6.2 BigQuery 업로드 최적화

def optimize_bigquery_upload():
    """BigQuery 업로드 최적화 설정"""
    
    # 최적화된 Job Config
    job_config = bigquery.LoadJobConfig()
    
    # 압축 설정
    job_config.source_format = bigquery.SourceFormat.PARQUET
    
    # 스키마 자동 감지
    job_config.autodetect = True
    
    # 쓰기 모드 설정
    job_config.write_disposition = bigquery.WriteDisposition.WRITE_TRUNCATE
    
    # 최대 에러 허용
    job_config.max_bad_records = 100
    
    # 타임아웃 설정
    job_config.job_timeout_ms = 300000  # 5분
    
    return job_config

def batch_upload_with_retry(df_list: List[pd.DataFrame], table_name: str, max_retries: int = 3):
    """재시도 로직이 있는 배치 업로드"""
    bq_client = bigquery.Client()
    job_config = optimize_bigquery_upload()
    
    for i, df in enumerate(df_list):
        retry_count = 0
        success = False
        
        while retry_count < max_retries and not success:
            try:
                table_ref = f"{PROJECT_ID}.{DATASET_ID}.{table_name}"
                
                if i == 0:  # 첫 번째 배치는 테이블 교체
                    job_config.write_disposition = bigquery.WriteDisposition.WRITE_TRUNCATE
                else:  # 나머지는 추가
                    job_config.write_disposition = bigquery.WriteDisposition.WRITE_APPEND
                
                job = bq_client.load_table_from_dataframe(df, table_ref, job_config=job_config)
                job.result()
                
                print(f"배치 {i+1} 업로드 성공: {len(df)} 행")
                success = True
                
            except Exception as e:
                retry_count += 1
                print(f"배치 {i+1} 업로드 실패 (시도 {retry_count}/{max_retries}): {e}")
                
                if retry_count < max_retries:
                    time.sleep(2 ** retry_count)  # 지수 백오프
                else:
                    print(f"배치 {i+1} 최종 실패")
                    raise e

6.3 네트워크 최적화

import gzip
import io

def compress_and_upload(df: pd.DataFrame, table_name: str):
    """압축된 데이터 업로드"""
    # DataFrame을 Parquet으로 변환
    parquet_buffer = io.BytesIO()
    df.to_parquet(parquet_buffer, compression='gzip')
    parquet_buffer.seek(0)
    
    # BigQuery에 업로드
    bq_client = bigquery.Client()
    table_ref = f"{PROJECT_ID}.{DATASET_ID}.{table_name}"
    
    job_config = bigquery.LoadJobConfig()
    job_config.source_format = bigquery.SourceFormat.PARQUET
    job_config.autodetect = True
    
    job = bq_client.load_table_from_file(
        parquet_buffer, 
        table_ref, 
        job_config=job_config
    )
    job.result()
    
    print(f"압축된 데이터 업로드 완료: {len(df)} 행")

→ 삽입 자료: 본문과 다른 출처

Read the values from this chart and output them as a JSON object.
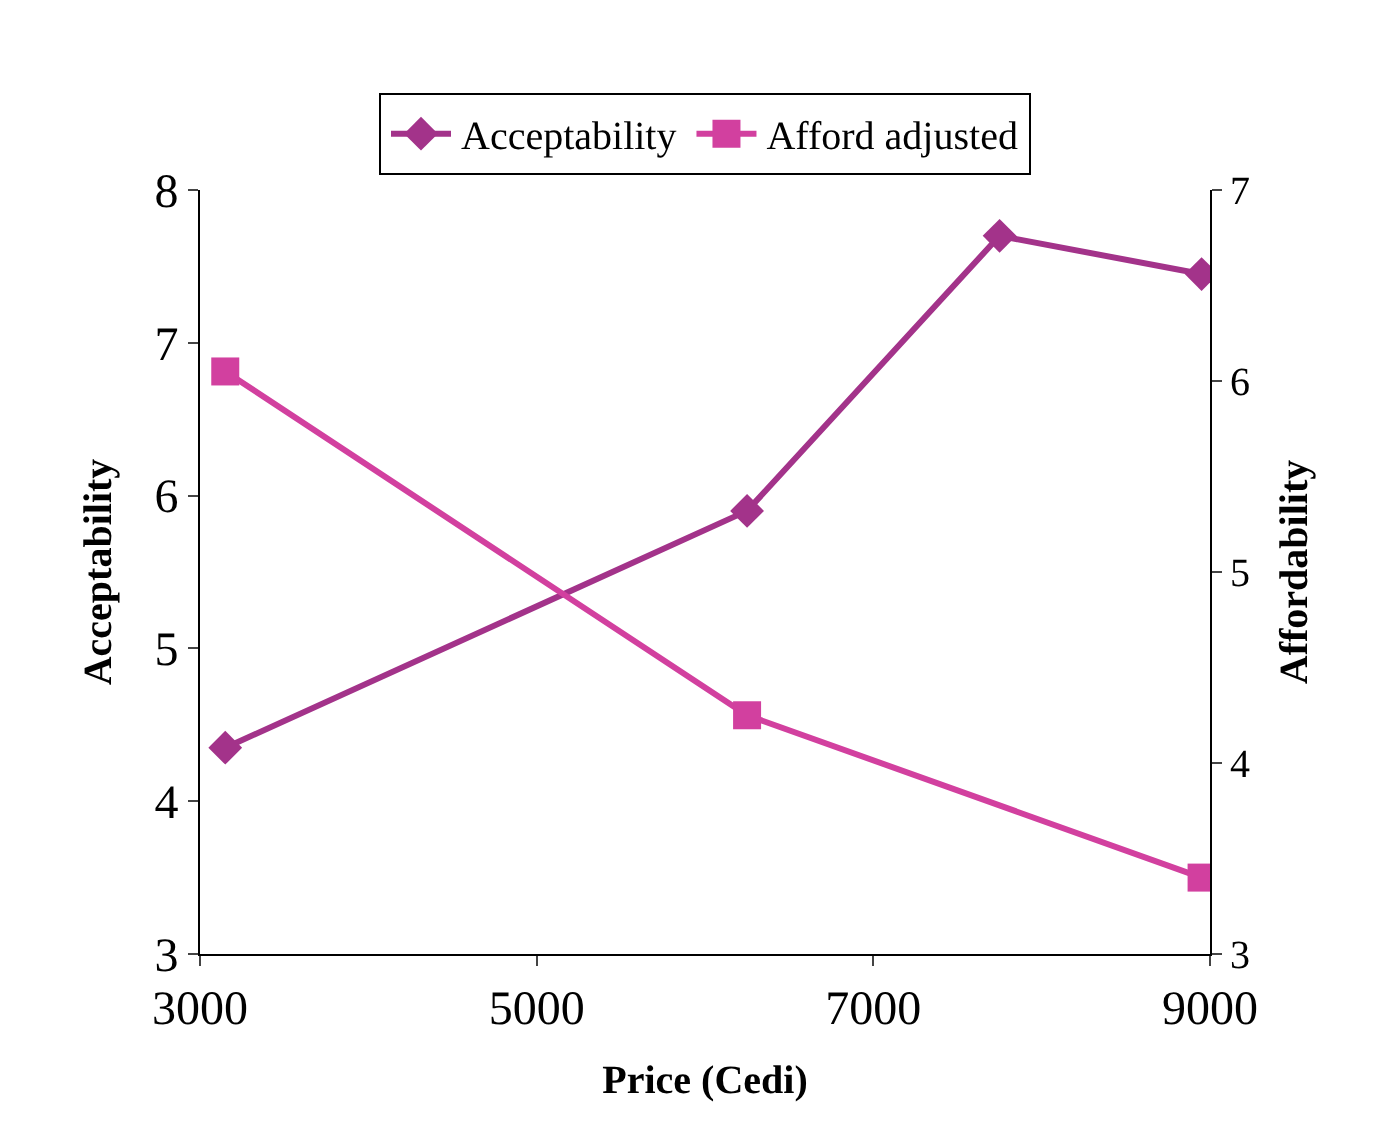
{
  "chart_data": {
    "type": "line",
    "xlabel": "Price (Cedi)",
    "ylabel": "Acceptability",
    "y2label": "Affordability",
    "xlim": [
      3000,
      9000
    ],
    "xticks": [
      3000,
      5000,
      7000,
      9000
    ],
    "ylim": [
      3,
      8
    ],
    "yticks": [
      3,
      4,
      5,
      6,
      7,
      8
    ],
    "y2lim": [
      3,
      7
    ],
    "y2ticks": [
      3,
      4,
      5,
      6,
      7
    ],
    "legend": "top",
    "line_style": "solid",
    "series": [
      {
        "name": "Acceptability",
        "color": "#a3338a",
        "marker": "diamond",
        "x": [
          3150,
          6250,
          7750,
          8950
        ],
        "values": [
          4.35,
          5.9,
          7.7,
          7.45
        ]
      },
      {
        "name": "Afford adjusted",
        "color": "#d2409f",
        "marker": "square",
        "axis": "y2",
        "x": [
          3150,
          6250,
          8950
        ],
        "values": [
          6.05,
          4.25,
          3.4
        ]
      }
    ]
  }
}
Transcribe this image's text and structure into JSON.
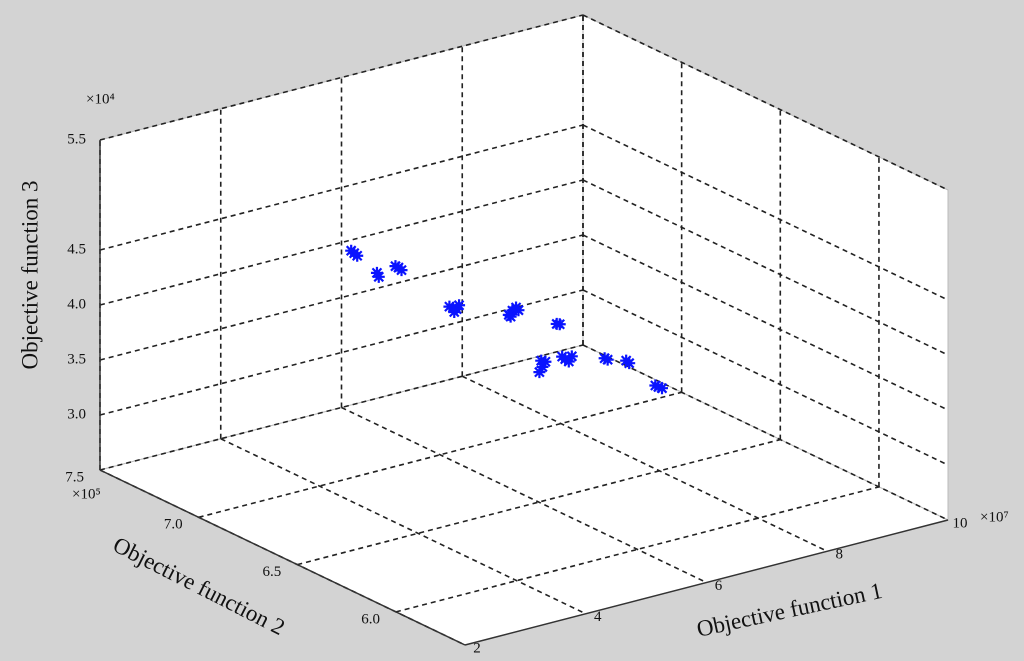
{
  "chart_data": {
    "type": "scatter3d",
    "xlabel": "Objective function 1",
    "ylabel": "Objective function 2",
    "zlabel": "Objective function 3",
    "x_multiplier": "×10⁷",
    "y_multiplier": "×10⁵",
    "z_multiplier": "×10⁴",
    "xlim": [
      2,
      10
    ],
    "ylim": [
      5.65,
      7.5
    ],
    "zlim": [
      2.5,
      5.5
    ],
    "xticks": [
      2,
      4,
      6,
      8,
      10
    ],
    "yticks": [
      {
        "value": 6,
        "label": "6.0"
      },
      {
        "value": 6.5,
        "label": "6.5"
      },
      {
        "value": 7,
        "label": "7.0"
      },
      {
        "value": 7.5,
        "label": "7.5"
      }
    ],
    "zticks": [
      {
        "value": 3,
        "label": "3.0"
      },
      {
        "value": 3.5,
        "label": "3.5"
      },
      {
        "value": 4,
        "label": "4.0"
      },
      {
        "value": 4.5,
        "label": "4.5"
      },
      {
        "value": 5.5,
        "label": "5.5"
      }
    ],
    "grid": true,
    "series": [
      {
        "color": "#0a14ff",
        "x": [
          5.23,
          5.18,
          5.28,
          5.28,
          5.31,
          5.31,
          5.36,
          5.26,
          5.56,
          5.5,
          5.62,
          5.66,
          5.58,
          5.89,
          5.83,
          5.95,
          5.99,
          5.86,
          5.97,
          6.02,
          6.06,
          6.01,
          6.11,
          6.04,
          6.11,
          6.17,
          6.06,
          6.22,
          6.11,
          6.16,
          6.14,
          6.19,
          6.02,
          6.08,
          5.97
        ],
        "y": [
          7.2,
          7.2,
          7.2,
          7.1,
          7.1,
          7.0,
          7.0,
          7.0,
          6.8,
          6.8,
          6.8,
          6.8,
          6.8,
          6.6,
          6.6,
          6.6,
          6.6,
          6.6,
          6.4,
          6.4,
          6.5,
          6.5,
          6.5,
          6.5,
          6.4,
          6.4,
          6.4,
          6.4,
          6.2,
          6.2,
          6.1,
          6.1,
          5.9,
          5.9,
          5.9
        ],
        "z": [
          4.27,
          4.3,
          4.24,
          4.17,
          4.13,
          4.3,
          4.27,
          4.32,
          4.07,
          4.09,
          4.05,
          4.08,
          4.03,
          4.17,
          4.14,
          4.19,
          4.16,
          4.12,
          4.21,
          4.2,
          3.72,
          3.68,
          3.76,
          3.78,
          3.87,
          3.84,
          3.9,
          3.88,
          4.05,
          4.03,
          4.11,
          4.08,
          4.06,
          4.04,
          4.08
        ]
      }
    ]
  }
}
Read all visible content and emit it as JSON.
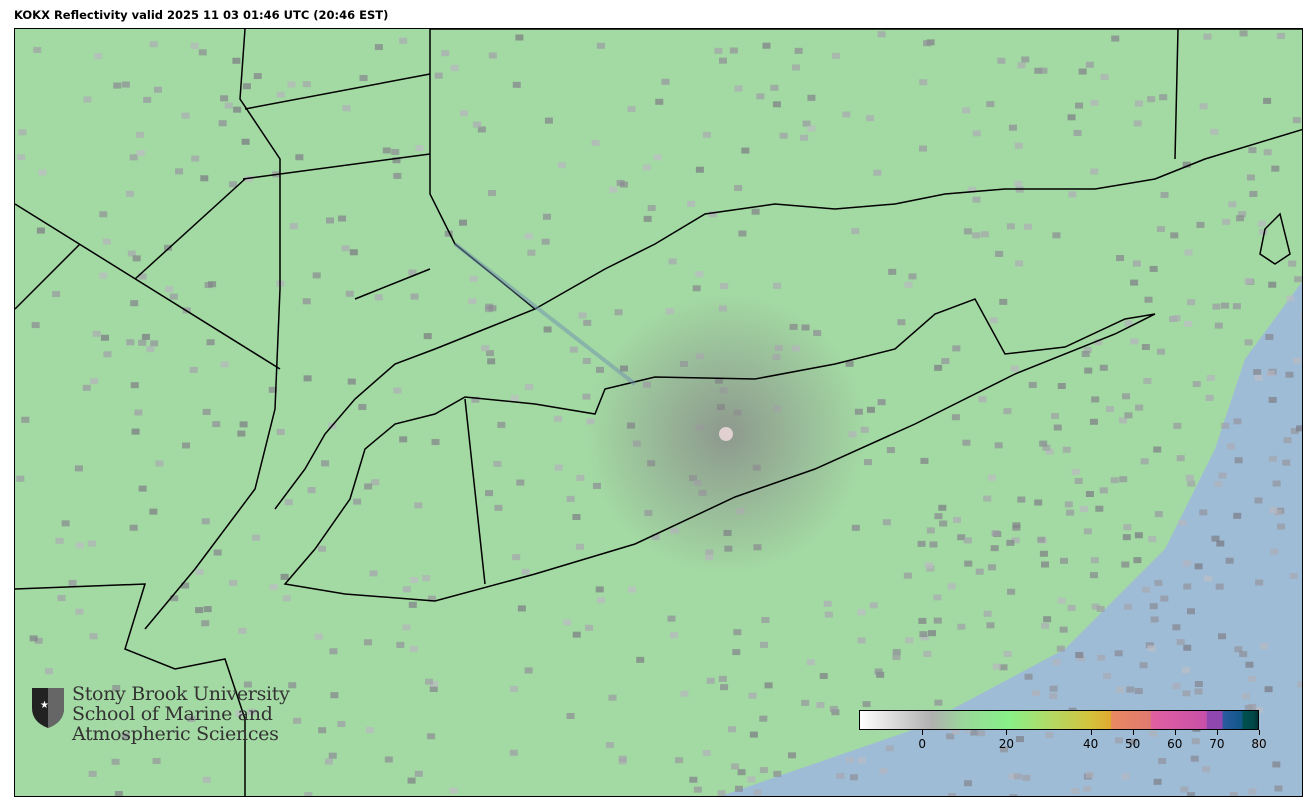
{
  "title": "KOKX Reflectivity valid 2025 11 03 01:46 UTC (20:46 EST)",
  "map": {
    "radar_site": "KOKX",
    "product": "Reflectivity",
    "region": "Long Island / New York metro / Connecticut",
    "colors": {
      "land_echo": "#a3d9a3",
      "ocean": "#9fbcd6",
      "border": "#000000"
    }
  },
  "logo": {
    "line1": "Stony Brook University",
    "line2": "School of Marine and",
    "line3": "Atmospheric Sciences"
  },
  "colorbar": {
    "range": [
      -15,
      80
    ],
    "ticks": [
      "0",
      "20",
      "40",
      "50",
      "60",
      "70",
      "80"
    ],
    "tick_values": [
      0,
      20,
      40,
      50,
      60,
      70,
      80
    ]
  }
}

def parallel_upload(df: pd.DataFrame, table_name: str, num_partitions: int = 4):
    """병렬 업로드"""
    from concurrent.futures import ThreadPoolExecutor
    
    # 데이터를 파티션으로 분할
    partition_size = len(df) // num_partitions
    partitions = []
    
    for i in range(num_partitions):
        start_idx = i * partition_size
        end_idx = start_idx + partition_size if i < num_partitions - 1 else len(df)
        partitions.append(df.iloc[start_idx:end_idx])
    
    # 병렬 업로드
    with ThreadPoolExecutor(max_workers=num_partitions) as executor:
        futures = []
        for i, partition in enumerate(partitions):
            temp_table_name = f"{table_name}_temp_{i}"
            future = executor.submit(compress_and_upload, partition, temp_table_name)
            futures.append(future)
        
        # 모든 업로드 완료 대기
        for future in futures:
            future.result()
    
    # 임시 테이블들을 최종 테이블로 병합
    merge_temp_tables(table_name, num_partitions)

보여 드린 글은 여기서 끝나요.